Richard Gere jest buddystą, przyjaźni się z dalajlamą, krytykuje chińską politykę wobec Tybetu. Przedstawiciele Fiata twierdzą, że wybrali go do tej reklamy nie tylko dlatego, że jest świetnym aktorem, ale i z powodu zaangażowania w sprawy pokojowe. Nawiasem mówiąc, zysk z tej reklamy przekazał na konto swojej fundacji, pomagającej właśnie Tybetańczykom .
Hasło kampanii Delty brzmi "The power to be different " - Siła bycia innym . Kilka miesięcy temu Richard Gere miał siłę bycia innym, teraz stał się niewygodny. Chińskie media niezbyt przychylnie skomentowały reklamę i wydźwięk jakiego nabrała po tłumieniu protestów mnichów. Koncern Fiata w obawie przed utratą zysków w Państwie Środka zdecydował się więc przeprosić Chiny, gdyż 30 sekundowy spot mógł "urazić wrażliwość narodu chińskiego ". Zapewnił też, że reklama nie ma podtekstu politycznego.

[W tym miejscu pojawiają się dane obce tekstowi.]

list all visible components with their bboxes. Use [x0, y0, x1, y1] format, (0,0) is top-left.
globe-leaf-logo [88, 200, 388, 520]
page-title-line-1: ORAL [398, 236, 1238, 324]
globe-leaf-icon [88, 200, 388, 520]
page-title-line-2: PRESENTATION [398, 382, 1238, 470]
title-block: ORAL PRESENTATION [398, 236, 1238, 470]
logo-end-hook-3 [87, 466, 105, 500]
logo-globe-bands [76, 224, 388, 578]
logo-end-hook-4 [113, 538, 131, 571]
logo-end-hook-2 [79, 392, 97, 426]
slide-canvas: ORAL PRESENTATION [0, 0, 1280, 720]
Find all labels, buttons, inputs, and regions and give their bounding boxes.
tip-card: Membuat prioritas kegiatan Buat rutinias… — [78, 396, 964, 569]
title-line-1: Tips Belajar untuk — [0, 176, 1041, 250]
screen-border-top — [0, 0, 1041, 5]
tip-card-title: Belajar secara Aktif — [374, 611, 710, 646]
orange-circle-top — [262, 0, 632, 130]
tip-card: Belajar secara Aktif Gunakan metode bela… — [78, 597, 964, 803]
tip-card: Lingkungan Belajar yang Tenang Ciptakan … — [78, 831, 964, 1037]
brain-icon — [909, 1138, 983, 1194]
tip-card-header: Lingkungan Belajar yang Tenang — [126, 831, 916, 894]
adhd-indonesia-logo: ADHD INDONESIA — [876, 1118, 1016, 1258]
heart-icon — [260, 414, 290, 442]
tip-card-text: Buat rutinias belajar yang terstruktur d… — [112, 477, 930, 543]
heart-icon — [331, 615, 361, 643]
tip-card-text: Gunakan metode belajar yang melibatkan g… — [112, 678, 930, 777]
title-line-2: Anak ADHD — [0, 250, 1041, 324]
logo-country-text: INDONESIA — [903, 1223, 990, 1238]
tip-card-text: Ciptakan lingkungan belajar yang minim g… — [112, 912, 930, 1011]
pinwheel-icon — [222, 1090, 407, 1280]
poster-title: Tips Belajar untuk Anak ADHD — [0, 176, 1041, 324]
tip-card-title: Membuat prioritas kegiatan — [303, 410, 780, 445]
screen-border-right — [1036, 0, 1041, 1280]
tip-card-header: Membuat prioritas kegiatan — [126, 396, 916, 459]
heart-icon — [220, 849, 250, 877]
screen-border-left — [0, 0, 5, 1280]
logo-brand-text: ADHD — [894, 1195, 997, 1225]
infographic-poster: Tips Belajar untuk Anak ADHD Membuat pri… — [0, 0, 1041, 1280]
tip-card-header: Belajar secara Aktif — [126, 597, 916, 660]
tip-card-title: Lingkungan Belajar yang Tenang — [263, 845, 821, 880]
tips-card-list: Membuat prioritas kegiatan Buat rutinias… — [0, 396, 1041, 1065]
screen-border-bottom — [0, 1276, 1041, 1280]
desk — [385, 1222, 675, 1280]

Według mnie to dziwne. Fiat nie powinien przepraszać chińskich władz i narodu za ten krótki i sympatyczny film. Jeśli reklama samochodu może nieść jakieś pozytywne wartości to należy się z tego cieszyć a nie kajać. Spot reklamowy nie obali władzy - tym bardziej zastanawia tak nerwowa reakcja w Chinach. No i gdzie w postępowaniu Fiata jest ta siła bycia innym ?
Obejrzyjcie tę wywrotową reklamę - co o niej sądzicie ?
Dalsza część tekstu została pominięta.